Department of Linguistics
PHONETICS AND PHONOLOGY
Stricture is the extent to which the oral tract is constricted. The following diagram is ordered with the greatest "degree" (or "rank order") of stricture at the top and the least degree of stricture at the bottom. The greatest degree of stricture is the "stop" with complete closure or constriction of the oral cavity at some point.
Note that stricture specifically relates to oral cavity constriction and ignores the state of the nasal cavity (ie. whether the velum is open or closed).
Stricture types: Degree of closure as a function of time.
Stop and Tap Stricture
Stop stricture is complete closure followed by release. At the release of an oral stop there is a brief burst of noise which may be followed by a period of aspiration.
Note that tap stricture is really a special case of stop stricture. A tap is an extremely brief stop.
A trill consists of a series of taps interspersed by narrow openings of a similar cross-sectional area to a fricative.

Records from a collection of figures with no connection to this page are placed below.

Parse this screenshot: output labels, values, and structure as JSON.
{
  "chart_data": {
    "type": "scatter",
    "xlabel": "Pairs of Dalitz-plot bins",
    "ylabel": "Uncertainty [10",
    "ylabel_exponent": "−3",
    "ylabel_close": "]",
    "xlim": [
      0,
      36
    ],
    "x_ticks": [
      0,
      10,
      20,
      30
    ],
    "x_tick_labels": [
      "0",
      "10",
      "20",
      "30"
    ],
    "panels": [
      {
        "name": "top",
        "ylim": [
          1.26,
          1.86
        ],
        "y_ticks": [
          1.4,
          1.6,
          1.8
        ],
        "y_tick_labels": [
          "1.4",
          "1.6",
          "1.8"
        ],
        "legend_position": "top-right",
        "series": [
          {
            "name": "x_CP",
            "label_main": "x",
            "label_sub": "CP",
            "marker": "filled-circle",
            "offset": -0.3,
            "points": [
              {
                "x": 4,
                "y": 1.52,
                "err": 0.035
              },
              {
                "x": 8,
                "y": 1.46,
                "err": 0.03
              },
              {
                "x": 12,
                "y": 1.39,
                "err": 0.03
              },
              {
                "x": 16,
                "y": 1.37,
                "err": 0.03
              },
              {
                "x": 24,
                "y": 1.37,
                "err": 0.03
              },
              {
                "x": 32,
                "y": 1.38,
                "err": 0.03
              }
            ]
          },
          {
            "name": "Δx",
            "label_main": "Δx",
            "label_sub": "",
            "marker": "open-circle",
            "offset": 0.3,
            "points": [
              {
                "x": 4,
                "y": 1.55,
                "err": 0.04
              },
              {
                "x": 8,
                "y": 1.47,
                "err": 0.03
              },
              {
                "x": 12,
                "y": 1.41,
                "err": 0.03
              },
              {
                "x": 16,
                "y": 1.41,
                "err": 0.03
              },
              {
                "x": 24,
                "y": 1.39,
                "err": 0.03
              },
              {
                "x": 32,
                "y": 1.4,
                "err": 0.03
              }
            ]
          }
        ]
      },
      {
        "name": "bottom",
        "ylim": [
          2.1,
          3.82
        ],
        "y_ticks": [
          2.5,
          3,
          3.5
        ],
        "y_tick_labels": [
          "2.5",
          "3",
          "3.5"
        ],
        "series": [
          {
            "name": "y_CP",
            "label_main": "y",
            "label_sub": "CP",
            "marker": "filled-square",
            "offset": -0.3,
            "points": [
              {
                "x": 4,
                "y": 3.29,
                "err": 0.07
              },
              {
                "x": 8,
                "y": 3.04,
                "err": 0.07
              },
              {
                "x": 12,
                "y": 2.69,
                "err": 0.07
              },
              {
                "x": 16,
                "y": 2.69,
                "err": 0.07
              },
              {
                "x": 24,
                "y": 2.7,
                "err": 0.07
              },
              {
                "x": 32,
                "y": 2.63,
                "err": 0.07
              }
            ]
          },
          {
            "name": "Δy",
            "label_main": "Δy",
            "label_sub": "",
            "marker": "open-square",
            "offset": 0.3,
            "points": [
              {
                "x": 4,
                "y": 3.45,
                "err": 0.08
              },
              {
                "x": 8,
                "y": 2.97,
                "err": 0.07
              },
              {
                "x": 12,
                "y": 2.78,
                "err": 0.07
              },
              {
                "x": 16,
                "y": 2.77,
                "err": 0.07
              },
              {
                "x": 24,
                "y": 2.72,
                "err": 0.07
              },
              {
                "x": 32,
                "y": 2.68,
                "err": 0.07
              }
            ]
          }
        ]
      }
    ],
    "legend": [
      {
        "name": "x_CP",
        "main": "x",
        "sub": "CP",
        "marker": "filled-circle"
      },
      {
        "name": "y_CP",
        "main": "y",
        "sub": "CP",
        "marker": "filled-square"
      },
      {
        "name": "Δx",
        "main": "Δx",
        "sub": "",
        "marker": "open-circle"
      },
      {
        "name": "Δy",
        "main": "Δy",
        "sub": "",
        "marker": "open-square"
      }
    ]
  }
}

Fricative stricture consists of a very narrow opening that has a small enough cross-sectional area to cause the air to flow turbulently. Turbulent air flow generates random or aperiodic sound that characterises fricatives.
Approximant stricture consists of a opening with a greater cross-sectional area than a fricative but the opening is narrower than that of a vowel. The opening is greater than that which would produce turbulent air flow and aperiodic noise.
This is stricture typical of vowels. Semi-vowels are also often produced with resonant stricture.